The purpose of this study is to develop a measurement system to assess adjustment to mechanical circulatory support (MCS) (also referred to as a ventricular assist device [VAD]) and health-related quality of life (HRQOL) in patients with advanced heart failure who receive a VAD. This investigators refer to this measurement system as Mechanical Circulatory Support: Adjustment and Quality of Life (MCS A-QOL).

Official Title

Mechanical Circulatory Support: Measures of Adjustment and Quality of Life

Details

It is estimated that 5.1 million U.S. adults have heart failure, with an incidence of 825,000 new cases annually. The prevalence of heart failure is expected to increase by 46% from 2012 to 2030. Mechanical circulatory support (MCS) has been developed as a bridge to heart transplantation and as permanent support (i.e., destination therapy). MCS devices help the heart pump blood to the body. Left ventricular assist devices (LVADs), a type of MCS, support the left heart.

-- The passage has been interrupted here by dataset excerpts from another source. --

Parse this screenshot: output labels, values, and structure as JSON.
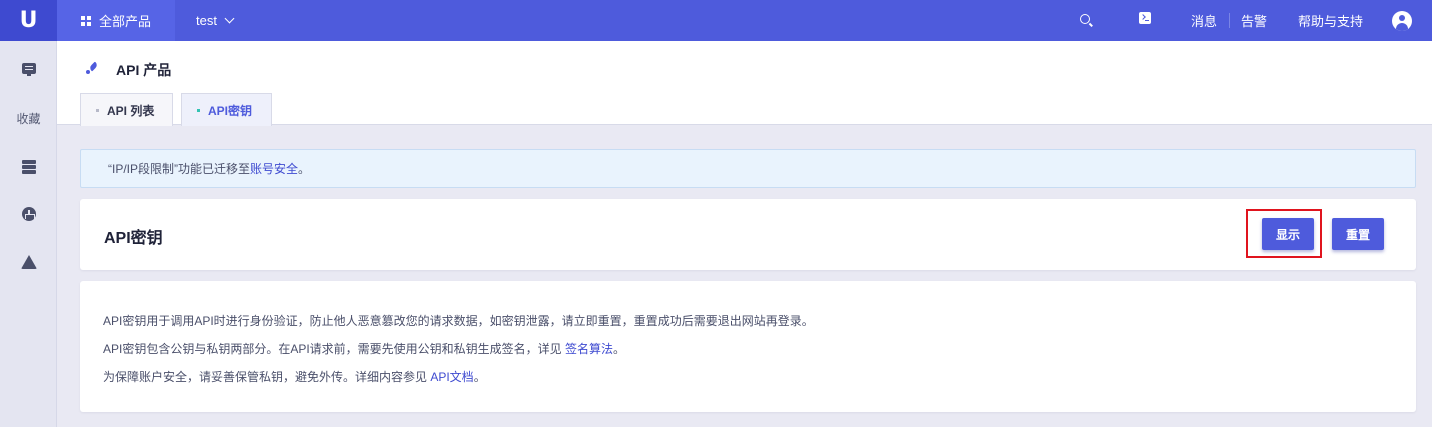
{
  "topbar": {
    "logo_text": "U",
    "all_products": "全部产品",
    "project": "test",
    "messages": "消息",
    "alerts": "告警",
    "help": "帮助与支持"
  },
  "sidebar": {
    "favorites_label": "收藏"
  },
  "page": {
    "title": "API 产品",
    "tabs": [
      {
        "label": "API 列表",
        "active": false
      },
      {
        "label": "API密钥",
        "active": true
      }
    ]
  },
  "notice": {
    "text": "“IP/IP段限制”功能已迁移至",
    "link": "账号安全",
    "suffix": "。"
  },
  "key_card": {
    "title": "API密钥",
    "show_button": "显示",
    "reset_button": "重置"
  },
  "description": {
    "line1": "API密钥用于调用API时进行身份验证，防止他人恶意篡改您的请求数据，如密钥泄露，请立即重置，重置成功后需要退出网站再登录。",
    "line2_prefix": "API密钥包含公钥与私钥两部分。在API请求前，需要先使用公钥和私钥生成签名，详见 ",
    "line2_link": "签名算法",
    "line2_suffix": "。",
    "line3_prefix": "为保障账户安全，请妥善保管私钥，避免外传。详细内容参见 ",
    "line3_link": "API文档",
    "line3_suffix": "。"
  },
  "colors": {
    "brand": "#4e5bdc",
    "highlight_box": "#e0141e",
    "link": "#3e4ad0"
  }
}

Health-related quality of life (HRQOL) is a very important outcome that advanced heart failure patients care about when making health care decisions, including when considering surgical treatment options, such as heart transplantation and mechanical circulatory support.

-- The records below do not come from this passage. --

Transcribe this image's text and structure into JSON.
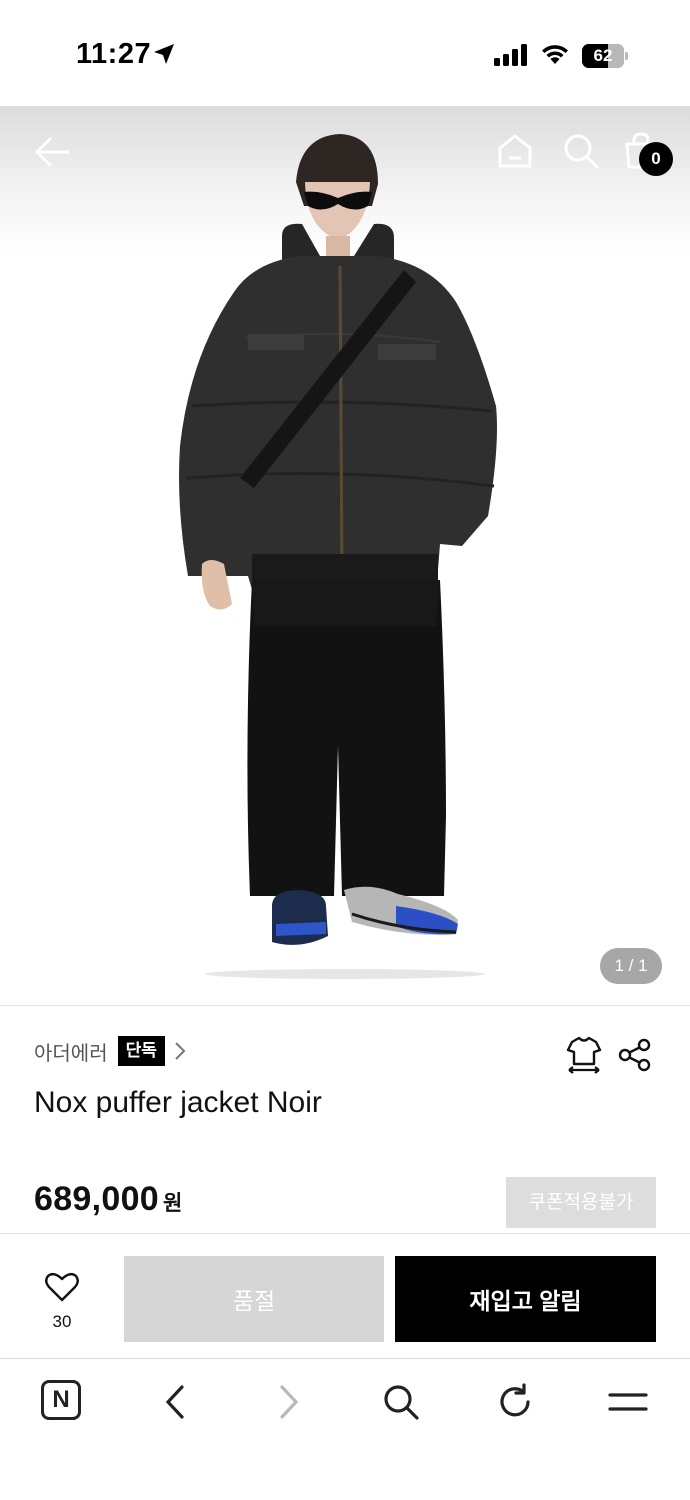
{
  "status_bar": {
    "time": "11:27",
    "battery_level": "62"
  },
  "hero": {
    "page_counter": "1 / 1",
    "cart_count": "0"
  },
  "product": {
    "brand": "아더에러",
    "exclusive_badge": "단독",
    "title": "Nox puffer jacket Noir",
    "price": "689,000",
    "price_unit": "원",
    "coupon_badge": "쿠폰적용불가"
  },
  "actions": {
    "like_count": "30",
    "soldout_label": "품절",
    "restock_label": "재입고 알림"
  },
  "icons": {
    "back": "arrow-left-icon",
    "home": "home-icon",
    "search": "search-icon",
    "bag": "shopping-bag-icon",
    "size_guide": "shirt-size-icon",
    "share": "share-icon",
    "like": "heart-icon",
    "browser_logo": "naver-n-icon",
    "browser_back": "chevron-left-icon",
    "browser_forward": "chevron-right-icon",
    "browser_search": "search-icon",
    "browser_refresh": "refresh-icon",
    "browser_menu": "menu-icon"
  },
  "colors": {
    "accent": "#000000",
    "disabled": "#d6d6d6",
    "badge_gray": "#a7a7a7"
  }
}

Currently available HRQOL questionnaires do not assess the unique burdens of MCS, such as changing power sources and driveline exit site dressings; safety precautions (e.g., no immersion in water, need for an MCS-trained caregiver); troubleshooting VAD alarms; and MCS-specific complications, often associated with frequent hospitalizations. Since these questionnaires do not focus on issues of concern to MCS patients, they lack sensitivity and precision to measure the potentially wide-ranging impact of MCS on HRQOL.

Guided by the investigators empirically supported MCS A-QOL conceptual model, the investigators will use state-of-the-science psychometric measurement methods to create "item banks" (sets of items that comprise carefully calibrated questions which define and quantify a common theme) from the investigators existing MCS A-QOL item pools (library of relevant items). Using calibrated item banks, the investigators will develop computer adaptive tests (CATs) and fixed-length short forms to reduce respondent burden and enhance measurement precision. The investigators will assess reliability, validity, responsiveness to change, and clinically important differences of MCS A-QOL measures.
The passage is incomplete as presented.